The following correspondence is submitted by citizen Ken Dufty who has raised the alarm relative to how organizaitons such as the Nature Conservancy are selling tax credits that allow for the nefarious destruction of native wetlands, especially here in Northampton County.
We have been through some very interesting experiences in our mutual fight to keep Northampton County and the Eastern Shore of Virginia and its natural resources preserved in the manner we envisioned and codified in our three subsequent Comprehensive Plans. . We have always, as a group of engaged,committed, and fully informed constituency, stated our case succinctly, enmasse, and professionally. In short, we have been successful in most of our efforts in this regard because we operate as a group, and not just an individual.
I am writing to inform you that at last night’s Northampton County’s Board of Supervisor’s meeting, Ralph Dodd, owner of Dodd Real Estate in Eastville and an active member of the farming community and organizations testified emotionally that ‘Northampton County Has a Target on Its Back’ and informed the BOS that large corporations are snapping up our farmfields to take advantage of wetland and carbon sequestering and other mitigation measures, allowing them to “sell” credits so, in the case of wetland banking, other existing wetlands and natural areas can be destroyed and paved over. As far as wetland “banking”, once a farmfield is “artificially” engineered to become a “surrogate” wetland (often by removing the fertile top soils that make the land productive for crops), the land can be marketed to a developer elsewhere that may need to build upon a well-established , centuries-old wetland somewhere on the Shore or Virginia Beach.

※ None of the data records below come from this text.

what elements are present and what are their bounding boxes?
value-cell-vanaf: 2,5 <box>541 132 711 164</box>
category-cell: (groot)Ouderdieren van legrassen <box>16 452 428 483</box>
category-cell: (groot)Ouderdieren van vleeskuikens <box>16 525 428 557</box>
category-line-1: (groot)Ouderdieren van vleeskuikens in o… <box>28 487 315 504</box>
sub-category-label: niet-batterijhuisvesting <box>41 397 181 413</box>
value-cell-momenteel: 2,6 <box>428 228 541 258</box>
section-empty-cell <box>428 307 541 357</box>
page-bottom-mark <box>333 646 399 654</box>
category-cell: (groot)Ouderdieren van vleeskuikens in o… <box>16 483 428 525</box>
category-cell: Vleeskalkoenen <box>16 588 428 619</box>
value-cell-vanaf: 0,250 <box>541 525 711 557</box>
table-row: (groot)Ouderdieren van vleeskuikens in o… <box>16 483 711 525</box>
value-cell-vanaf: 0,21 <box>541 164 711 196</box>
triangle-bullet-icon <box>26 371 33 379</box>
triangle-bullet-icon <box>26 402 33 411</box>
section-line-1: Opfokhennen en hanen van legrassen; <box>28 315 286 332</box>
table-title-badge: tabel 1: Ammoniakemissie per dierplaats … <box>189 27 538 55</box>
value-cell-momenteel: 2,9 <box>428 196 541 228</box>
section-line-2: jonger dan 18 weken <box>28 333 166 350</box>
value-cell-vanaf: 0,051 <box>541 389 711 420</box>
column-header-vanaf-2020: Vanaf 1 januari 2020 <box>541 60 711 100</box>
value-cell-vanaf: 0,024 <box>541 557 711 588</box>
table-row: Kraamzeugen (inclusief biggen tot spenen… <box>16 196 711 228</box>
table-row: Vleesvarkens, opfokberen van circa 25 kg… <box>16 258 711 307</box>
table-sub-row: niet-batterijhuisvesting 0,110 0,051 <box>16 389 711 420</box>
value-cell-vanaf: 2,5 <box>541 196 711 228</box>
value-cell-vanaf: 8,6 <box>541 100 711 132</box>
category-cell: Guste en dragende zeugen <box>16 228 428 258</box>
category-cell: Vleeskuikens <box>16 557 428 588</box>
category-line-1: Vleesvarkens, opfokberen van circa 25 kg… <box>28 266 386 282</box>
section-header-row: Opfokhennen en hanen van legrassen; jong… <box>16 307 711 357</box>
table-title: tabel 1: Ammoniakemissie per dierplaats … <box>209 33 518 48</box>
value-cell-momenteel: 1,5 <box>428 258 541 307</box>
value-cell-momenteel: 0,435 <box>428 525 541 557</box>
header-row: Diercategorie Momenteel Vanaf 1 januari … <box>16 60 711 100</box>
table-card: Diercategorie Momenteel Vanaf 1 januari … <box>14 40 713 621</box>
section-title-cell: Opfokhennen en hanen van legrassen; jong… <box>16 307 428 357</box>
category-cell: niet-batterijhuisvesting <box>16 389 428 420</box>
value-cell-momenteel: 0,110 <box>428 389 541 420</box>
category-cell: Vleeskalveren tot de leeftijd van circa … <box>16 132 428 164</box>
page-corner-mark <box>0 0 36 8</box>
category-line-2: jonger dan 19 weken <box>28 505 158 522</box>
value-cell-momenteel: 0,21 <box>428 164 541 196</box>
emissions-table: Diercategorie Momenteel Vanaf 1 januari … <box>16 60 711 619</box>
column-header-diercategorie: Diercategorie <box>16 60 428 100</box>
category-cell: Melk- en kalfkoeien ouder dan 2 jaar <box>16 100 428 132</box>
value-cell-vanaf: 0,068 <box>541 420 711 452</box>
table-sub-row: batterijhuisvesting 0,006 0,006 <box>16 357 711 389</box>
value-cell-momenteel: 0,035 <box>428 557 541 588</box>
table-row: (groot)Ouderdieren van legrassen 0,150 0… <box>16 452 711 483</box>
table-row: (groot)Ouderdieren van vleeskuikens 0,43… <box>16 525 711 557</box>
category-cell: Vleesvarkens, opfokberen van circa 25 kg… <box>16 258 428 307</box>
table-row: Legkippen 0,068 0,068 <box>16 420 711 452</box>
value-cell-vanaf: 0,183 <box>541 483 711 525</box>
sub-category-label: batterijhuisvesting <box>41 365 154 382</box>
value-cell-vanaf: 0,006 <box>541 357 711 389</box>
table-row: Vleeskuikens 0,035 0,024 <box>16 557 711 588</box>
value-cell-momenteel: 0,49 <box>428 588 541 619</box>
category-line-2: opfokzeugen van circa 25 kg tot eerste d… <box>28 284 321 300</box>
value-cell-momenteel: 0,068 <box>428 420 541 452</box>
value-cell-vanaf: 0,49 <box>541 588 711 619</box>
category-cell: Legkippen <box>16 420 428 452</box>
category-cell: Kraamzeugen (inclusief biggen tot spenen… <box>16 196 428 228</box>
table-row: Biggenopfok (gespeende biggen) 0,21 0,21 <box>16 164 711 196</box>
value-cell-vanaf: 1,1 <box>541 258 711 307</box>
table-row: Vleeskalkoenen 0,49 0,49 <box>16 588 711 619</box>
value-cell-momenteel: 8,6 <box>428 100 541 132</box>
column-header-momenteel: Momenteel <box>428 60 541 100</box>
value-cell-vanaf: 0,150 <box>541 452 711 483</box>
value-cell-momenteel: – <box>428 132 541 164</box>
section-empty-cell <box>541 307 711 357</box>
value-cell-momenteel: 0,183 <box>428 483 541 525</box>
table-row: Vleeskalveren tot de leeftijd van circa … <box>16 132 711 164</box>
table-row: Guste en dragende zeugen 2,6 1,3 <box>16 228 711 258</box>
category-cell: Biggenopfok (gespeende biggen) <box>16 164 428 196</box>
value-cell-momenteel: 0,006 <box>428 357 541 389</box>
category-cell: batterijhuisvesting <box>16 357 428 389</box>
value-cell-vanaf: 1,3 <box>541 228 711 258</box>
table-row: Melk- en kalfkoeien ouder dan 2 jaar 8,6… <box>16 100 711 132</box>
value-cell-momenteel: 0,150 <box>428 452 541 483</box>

The going rate for those “new” and faux wetlands is $100,000/acre according to testimony last night by the Nature Conservancy.
The most visible project for those of you who want to see an “engineered wetland” under construction is just south of Exmore on Route 13 northbound. That project by The Nature Conservancy is on a 26 acre field that was planted for many decades with soy or corn or other crops. The top soil has been stripped off and the substrata is being regraded to change the topography so the drainage is changed to let the site hold more water. The “credits” from selling each acre as a surrogate replacement for the destruction of viable wetlands elsewhere will net the Nature Conservancy $1.8 million. It will never be a farmfield again. Note that agriculture is a major component of our local economy, Nor will the parcel ever be a homesite (we allow one house and an accessory dwelling on 20 acres of farmland- along with personal property and equipment that is taxable..but that cannot happen on a wetland). So we lose existing and potential tax revenue, while TNC, a not-for-profit global organization with $1.3 Billion in revenue last year reap large monetary rewards, while we lose our valuable farmland at the expense of a viable and diverse wetland that will be paved over and eliminated.
HOW CAN THIS BE HAPPENING?? The answer to that is simple. Our zoning ordinance allows it “by right”..with no notice to the public which is THE primary stakeholder in the preservation of our major economic driver..farming. Indeed, when you look under the use tables in this county’s zoning ordinance, “wetland” preservation, creation, and banking is NOT allowed under the heading of ‘agricultural district’.. But when you scroll down the tables and look under what uses are allowed under RECREATION, this use is allowed “by right” in nearly all zoning districts. Our argument here is that a diverse and ecologically unique wetland is not a Disneyland and is NOT a recreational mecca. There are no “frog ferris wheels” or “Salamander Water Slides”: a wetland is a fragile, valuable (on all natural levels), irreplaceable (in real time) , and well balanced ecosystem that takes centuries to develop and should not be viewed as a place for human intervention in regard to recreational activities.
Note here that hardly any of our people we work with on these issues including former Supervisors, Planning Commissioners, Activists, and former Planning Department officials knew that this use was allowed as a recreational activity in our zoning code. Simply, it lurked for decades under the zoning radar. Also note that this county is the last line of defense on mitigation projects like this before the bulldozers begin stripping the top soil from a prospective mitigation site, even though these construction plans are coordinated with the Army Core and DEQ, and cannot proceed unless the county planners issue a “land disturbance” and “soil and erosion” permit to the applicant. In this case, the project was administratively approved by our planning department in 2021, and the final permits were issued in September, 2022. Problem is, the BOS and the Planning Commissioners (or us) were never informed of this permit issuance, and the Planning Department has told me in an email that the department did not have notify anybody because it was a “by right” use in our zoning code. One final admission. By law, before this plan could proceed, the TNC was required to publish a notive in the registry and local newspapers, but they admitted last night that they had made a mistake and published the notice in the state and federal registers under ‘NORTHUMBERLAND COUNTY’ rather than Northampton County. So, in essence, it could easily be argued that this ongoing project…stripping the site as you read…is illegal because it was improperly noticed.
Details, details, details. Sometimes they just get in the way..esecially when there are millions of dollars to be made by an applicant.